Regresso à empresa Frutas Doces, que agora transitou da gerência de Luís Conceição para a família Sereno Fonseca, adaptando precisamente a designação comercial Sereno & Fonseca, Limitada. Um nome que, por si só, constitui um feliz tributo a dois ramos familiares que se têm vindo a destacar no universo elvense.
Tenho a felicidade de conhecer suficientemente a Olívia Sereno, o José Carlos Fonseca e o filho de ambos, o nosso craque do futebol Henrique Sereno Fonseca, para augurar desde já um futuro promissor na nova actividade empresarial que agora abraçam. Destaco sobretudo a presença do Henrique neste projecto porque, sendo ele ainda futebolista profissional – actualmente na Índia depois das bem-sucedidas passagens por Portugal, Espanha, Alemanha e Turquia -, encara a entrada no mundo dos negócios como (con)sequência natural do próximo final de carreira desportiva. E ainda por cima na sua Elvas natal.
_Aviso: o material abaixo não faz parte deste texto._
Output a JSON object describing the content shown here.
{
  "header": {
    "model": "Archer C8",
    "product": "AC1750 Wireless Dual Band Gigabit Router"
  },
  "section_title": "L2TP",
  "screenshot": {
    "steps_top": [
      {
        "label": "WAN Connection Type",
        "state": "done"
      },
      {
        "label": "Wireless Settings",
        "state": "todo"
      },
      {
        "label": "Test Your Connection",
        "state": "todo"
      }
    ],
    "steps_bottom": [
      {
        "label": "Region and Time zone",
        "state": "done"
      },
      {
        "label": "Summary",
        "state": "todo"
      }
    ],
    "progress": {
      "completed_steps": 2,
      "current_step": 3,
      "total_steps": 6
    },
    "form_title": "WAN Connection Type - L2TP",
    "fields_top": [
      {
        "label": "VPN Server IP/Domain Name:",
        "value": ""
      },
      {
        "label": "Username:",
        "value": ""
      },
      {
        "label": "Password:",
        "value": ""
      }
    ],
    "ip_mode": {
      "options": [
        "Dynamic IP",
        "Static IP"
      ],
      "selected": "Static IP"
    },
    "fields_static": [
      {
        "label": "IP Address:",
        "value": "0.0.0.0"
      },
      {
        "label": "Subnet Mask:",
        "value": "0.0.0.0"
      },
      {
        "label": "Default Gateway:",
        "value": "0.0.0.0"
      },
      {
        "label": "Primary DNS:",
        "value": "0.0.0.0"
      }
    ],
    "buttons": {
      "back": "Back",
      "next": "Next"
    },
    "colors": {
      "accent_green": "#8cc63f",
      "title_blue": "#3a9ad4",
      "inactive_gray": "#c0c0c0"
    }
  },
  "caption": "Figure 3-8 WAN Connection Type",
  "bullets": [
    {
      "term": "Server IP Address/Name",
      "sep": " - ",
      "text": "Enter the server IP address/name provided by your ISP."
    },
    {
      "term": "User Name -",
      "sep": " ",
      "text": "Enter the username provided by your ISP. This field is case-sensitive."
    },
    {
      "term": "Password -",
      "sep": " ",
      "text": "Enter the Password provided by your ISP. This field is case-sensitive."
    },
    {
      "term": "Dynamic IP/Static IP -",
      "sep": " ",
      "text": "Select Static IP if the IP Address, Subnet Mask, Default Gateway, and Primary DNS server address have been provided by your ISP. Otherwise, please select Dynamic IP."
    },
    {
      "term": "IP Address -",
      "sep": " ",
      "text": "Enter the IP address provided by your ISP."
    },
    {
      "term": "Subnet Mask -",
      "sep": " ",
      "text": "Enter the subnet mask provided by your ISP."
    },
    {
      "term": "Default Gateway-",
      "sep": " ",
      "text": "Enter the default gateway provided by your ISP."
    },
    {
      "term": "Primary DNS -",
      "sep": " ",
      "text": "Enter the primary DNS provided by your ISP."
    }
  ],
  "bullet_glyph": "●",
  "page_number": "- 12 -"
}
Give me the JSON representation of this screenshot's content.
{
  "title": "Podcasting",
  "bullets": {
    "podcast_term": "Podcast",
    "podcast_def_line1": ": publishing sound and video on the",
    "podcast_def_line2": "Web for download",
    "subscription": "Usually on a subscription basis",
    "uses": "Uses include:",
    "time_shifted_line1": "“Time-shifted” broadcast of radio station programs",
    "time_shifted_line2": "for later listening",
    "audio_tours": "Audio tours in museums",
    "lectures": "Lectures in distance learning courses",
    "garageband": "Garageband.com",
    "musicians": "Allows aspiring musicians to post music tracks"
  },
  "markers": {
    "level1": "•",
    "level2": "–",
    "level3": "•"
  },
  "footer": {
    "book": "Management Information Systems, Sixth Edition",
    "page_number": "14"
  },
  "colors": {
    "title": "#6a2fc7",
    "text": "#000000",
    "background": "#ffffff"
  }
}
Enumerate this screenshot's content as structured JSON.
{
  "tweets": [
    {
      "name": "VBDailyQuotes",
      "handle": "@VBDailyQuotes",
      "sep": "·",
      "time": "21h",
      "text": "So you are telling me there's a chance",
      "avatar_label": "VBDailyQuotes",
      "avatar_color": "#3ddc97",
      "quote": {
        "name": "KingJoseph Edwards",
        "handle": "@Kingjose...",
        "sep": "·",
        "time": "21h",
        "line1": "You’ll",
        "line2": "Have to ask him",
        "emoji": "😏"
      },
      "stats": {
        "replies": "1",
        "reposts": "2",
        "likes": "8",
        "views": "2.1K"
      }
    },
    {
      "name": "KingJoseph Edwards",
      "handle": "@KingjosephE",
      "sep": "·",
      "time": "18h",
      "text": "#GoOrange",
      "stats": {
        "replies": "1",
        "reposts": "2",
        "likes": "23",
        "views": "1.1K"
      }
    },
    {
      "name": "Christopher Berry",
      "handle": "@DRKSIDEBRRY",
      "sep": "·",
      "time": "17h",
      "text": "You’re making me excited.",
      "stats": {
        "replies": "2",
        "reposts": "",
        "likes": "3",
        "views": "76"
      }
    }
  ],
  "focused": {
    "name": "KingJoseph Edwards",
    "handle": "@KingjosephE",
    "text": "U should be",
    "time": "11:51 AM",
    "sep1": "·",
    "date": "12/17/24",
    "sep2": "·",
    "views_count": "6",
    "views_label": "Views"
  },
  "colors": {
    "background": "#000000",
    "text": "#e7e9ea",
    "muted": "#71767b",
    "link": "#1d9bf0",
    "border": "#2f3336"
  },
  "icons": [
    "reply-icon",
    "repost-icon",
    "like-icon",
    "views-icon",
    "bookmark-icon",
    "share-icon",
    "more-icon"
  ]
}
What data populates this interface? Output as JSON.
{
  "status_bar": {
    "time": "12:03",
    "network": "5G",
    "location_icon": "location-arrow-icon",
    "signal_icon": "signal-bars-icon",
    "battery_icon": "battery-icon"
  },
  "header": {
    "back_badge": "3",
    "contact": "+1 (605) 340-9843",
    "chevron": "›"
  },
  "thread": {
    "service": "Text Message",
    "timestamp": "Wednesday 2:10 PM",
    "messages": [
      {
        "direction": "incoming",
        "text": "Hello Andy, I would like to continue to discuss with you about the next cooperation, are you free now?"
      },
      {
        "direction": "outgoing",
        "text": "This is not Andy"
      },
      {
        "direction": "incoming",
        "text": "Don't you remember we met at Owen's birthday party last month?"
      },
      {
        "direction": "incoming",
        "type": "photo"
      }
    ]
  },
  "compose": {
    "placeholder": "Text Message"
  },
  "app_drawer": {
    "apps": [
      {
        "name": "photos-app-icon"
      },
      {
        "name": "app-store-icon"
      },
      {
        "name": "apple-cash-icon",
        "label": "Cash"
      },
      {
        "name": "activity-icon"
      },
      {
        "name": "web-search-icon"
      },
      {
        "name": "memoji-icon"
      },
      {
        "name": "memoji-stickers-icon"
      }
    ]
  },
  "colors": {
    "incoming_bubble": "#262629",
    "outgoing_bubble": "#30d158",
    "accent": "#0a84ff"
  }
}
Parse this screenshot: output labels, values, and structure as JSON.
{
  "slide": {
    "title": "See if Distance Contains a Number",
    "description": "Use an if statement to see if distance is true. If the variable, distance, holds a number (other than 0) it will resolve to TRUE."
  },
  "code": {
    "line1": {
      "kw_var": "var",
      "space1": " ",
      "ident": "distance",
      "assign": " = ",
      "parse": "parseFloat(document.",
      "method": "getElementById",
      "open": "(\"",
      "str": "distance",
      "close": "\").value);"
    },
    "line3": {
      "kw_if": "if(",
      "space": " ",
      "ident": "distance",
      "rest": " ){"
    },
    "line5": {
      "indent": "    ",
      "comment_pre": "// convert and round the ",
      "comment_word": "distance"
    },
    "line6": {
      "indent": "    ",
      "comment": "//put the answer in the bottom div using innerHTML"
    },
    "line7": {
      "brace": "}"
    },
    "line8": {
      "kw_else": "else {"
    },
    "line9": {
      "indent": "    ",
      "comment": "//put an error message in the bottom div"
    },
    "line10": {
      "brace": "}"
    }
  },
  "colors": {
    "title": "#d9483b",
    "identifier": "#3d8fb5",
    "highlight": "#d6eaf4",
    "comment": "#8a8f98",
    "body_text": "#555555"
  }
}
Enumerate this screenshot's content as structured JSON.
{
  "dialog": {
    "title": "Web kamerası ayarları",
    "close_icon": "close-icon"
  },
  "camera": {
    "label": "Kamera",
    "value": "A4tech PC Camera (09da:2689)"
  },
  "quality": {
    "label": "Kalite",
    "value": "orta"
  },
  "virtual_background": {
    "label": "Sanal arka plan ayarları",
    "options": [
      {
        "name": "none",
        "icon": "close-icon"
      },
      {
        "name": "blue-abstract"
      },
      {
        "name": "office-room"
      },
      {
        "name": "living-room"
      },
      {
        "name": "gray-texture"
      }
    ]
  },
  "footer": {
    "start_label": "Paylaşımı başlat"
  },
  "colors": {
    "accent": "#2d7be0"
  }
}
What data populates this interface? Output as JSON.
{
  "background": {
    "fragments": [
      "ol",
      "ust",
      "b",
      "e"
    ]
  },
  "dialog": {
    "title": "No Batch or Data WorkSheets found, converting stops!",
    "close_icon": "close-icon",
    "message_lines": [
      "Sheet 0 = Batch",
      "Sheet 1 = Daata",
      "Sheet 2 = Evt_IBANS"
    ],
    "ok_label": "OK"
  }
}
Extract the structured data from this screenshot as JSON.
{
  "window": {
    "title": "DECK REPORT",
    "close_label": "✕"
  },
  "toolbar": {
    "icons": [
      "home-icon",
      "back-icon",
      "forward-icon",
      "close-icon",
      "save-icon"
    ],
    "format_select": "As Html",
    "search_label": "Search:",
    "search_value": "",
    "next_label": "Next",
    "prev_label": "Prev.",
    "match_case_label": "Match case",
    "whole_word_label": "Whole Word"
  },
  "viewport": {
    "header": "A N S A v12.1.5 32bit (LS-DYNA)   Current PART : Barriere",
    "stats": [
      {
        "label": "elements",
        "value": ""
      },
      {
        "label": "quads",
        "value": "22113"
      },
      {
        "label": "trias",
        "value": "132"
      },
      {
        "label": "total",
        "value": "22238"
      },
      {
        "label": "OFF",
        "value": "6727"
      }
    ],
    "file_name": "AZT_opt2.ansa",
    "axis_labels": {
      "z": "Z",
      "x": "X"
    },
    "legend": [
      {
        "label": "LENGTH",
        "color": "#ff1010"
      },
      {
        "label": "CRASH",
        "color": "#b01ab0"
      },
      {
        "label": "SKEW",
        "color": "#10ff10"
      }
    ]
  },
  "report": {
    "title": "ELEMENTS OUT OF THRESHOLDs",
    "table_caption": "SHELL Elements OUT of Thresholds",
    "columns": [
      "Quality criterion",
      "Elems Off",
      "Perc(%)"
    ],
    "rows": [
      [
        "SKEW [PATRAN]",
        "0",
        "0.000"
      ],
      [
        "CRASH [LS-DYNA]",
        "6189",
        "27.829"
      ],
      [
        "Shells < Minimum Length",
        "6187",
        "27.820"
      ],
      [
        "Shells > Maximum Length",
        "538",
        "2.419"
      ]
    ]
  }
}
A julgar pelas amostras que aos poucos vão sendo reveladas, a Sereno & Fonseca, Lda., tem tudo para dar certo. Falo, nomeadamente, do layout das embalagens e dos textos de apresentação da empresa, a dar o mote para um projeto disruptivo porque conjuga tradição e modernidade em doses certas.
Como dizem os ingleses, “the best was yet to come” e, nesse pressuposto de que o melhor está para vir que acredito muito no ressurgir das Ameixas d’Elvas por via da Sereno & Fonseca. Ganhará a empresa e ganhará um produto que tem que recuperar terreno como um dos nossos maiores ex-libris.
Caros Olívia, Zé Carlos e Henrique, estou a torcer por vós e acredito piamente no êxito do projecto. Vocês são o perfeito exemplo de uma família unida e cujo trabalho dá frutos!